Greer and her contemporaries are often criticised by third and fourth wave feminists for predicating their philosophies on a male/female binary. A binary that does not account for the broad chromosomal spectrums found among intersex people or the many ways in which individuals feel and express their gender.

Infamous commentary

Greer is not the docile feminine woman she warned of in The Female Eunuch. She has long been celebrated for bucking trends and being refreshingly bold and frank. She is also heavily criticised for being rude, offensive and out of touch. She has been described as having “the self-awareness of a sweet potato”, a “misogynist”, and “a clever fool”.

After she extolled the work of Australia’s first female Prime Minister Julia Gillard on an episode of ABC’s Q&A, she was slammed for criticising Gillard’s body and clothing:

“What I want her to do is get rid of those bloody jackets … They don’t fit. Every time she turns around you’ve got that strange horizontal crease which means they cut too narrow in the hips. You’ve got a big arse Julia…”

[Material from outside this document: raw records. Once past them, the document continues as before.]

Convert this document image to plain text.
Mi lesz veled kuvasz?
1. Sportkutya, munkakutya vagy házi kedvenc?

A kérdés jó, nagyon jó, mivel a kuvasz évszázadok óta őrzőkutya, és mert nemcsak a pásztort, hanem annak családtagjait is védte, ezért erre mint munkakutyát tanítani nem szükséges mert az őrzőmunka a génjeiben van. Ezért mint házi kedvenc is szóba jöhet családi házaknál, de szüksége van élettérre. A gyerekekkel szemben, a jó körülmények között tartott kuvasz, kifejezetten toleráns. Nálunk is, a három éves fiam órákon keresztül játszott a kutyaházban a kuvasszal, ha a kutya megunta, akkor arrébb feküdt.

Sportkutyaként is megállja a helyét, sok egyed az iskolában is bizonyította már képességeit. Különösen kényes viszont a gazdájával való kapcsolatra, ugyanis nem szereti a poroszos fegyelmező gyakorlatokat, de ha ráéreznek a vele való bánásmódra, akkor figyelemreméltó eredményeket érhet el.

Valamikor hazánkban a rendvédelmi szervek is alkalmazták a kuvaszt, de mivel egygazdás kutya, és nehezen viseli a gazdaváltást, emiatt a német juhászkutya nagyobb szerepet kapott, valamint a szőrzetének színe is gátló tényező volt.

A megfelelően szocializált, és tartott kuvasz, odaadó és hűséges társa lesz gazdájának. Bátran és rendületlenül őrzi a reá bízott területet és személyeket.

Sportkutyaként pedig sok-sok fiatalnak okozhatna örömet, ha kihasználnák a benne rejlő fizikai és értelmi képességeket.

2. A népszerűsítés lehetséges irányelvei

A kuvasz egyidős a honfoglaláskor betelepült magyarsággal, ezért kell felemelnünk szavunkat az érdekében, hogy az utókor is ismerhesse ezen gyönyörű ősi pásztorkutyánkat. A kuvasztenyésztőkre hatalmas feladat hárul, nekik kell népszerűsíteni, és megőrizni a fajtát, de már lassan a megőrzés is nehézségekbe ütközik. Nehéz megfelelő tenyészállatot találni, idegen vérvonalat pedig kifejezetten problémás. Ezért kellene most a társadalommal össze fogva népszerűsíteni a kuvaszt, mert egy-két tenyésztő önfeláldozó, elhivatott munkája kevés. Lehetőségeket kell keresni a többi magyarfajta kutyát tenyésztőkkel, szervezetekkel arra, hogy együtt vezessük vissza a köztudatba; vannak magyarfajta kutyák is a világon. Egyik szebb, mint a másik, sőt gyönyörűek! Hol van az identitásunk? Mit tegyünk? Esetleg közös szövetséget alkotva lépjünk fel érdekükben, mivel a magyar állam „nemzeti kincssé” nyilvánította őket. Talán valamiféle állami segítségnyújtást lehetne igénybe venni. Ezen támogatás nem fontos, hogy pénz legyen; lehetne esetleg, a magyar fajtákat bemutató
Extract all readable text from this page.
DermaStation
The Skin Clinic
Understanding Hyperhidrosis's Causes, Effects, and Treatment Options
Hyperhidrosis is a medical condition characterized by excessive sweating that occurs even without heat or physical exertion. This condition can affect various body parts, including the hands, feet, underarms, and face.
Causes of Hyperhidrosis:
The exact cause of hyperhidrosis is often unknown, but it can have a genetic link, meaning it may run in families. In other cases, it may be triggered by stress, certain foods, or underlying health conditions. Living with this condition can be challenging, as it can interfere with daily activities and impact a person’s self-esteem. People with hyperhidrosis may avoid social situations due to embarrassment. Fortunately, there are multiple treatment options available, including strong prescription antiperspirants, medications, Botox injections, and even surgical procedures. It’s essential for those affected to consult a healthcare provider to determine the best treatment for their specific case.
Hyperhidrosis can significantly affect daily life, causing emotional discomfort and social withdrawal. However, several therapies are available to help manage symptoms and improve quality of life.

Social media lit up with calls for Greer to “shut up” after she linked rape and bad sex in the age of #MeToo:

“Instead of thinking of rape as a spectacularly violent crime – and some rapes are – think about it as non-consensual, that is, bad sex. Sex where there is no communication, no tenderness, no mention of love. We used to talk about lovemaking.”

It is probably Greer’s public statements around transgender women that have attracted the most protest. In an interview after an intense no-platforming campaign to cancel a lecture Greer was scheduled to give at Cardiff University on women and power in the 20th century, she said, “Just because you lop off your penis and then wear a dress doesn’t make you a fucking woman”.

This sentiment probably links with Greer’s ideas on sexed bodies. A sympathetic reading of the comment might see it as one about being born into oppression – a rather second wave feminist sentiment that echoes the racial and queer politics of the same era. An idea that’s sometimes cited as analogous to Greer’s controversial comment is that you cannot understand what it is to be black, unless you were born black and experienced discriminations since the day of your birth. Perhaps she was suggesting we cannot understand the oppression experienced by women and girls unless we are born into a female body. Perhaps not. Either way, the comment was received as incredibly offensive and naive to transgender women’s experiences.

“People are hurtful to me all the time. Try being an old woman. I mean for goodness sake! People get hurt all the time. I’m not about to walk on eggshells.” – Germaine Greer, 2015

Greer and second wave feminists generally are at odds with intersectional feminism which is prominent today. Intersectional feminism holds that many factors beyond sex marginalise people – age, race, nationality, disability, class, faith, sexual orientation, gender identity… Different women will be oppressed to varying degrees.

Whether Greer is a trailblazer or tactless provocateur, it is doubtless her ideas have influenced the political and personal and landscapes of gender relations and feminist thinking.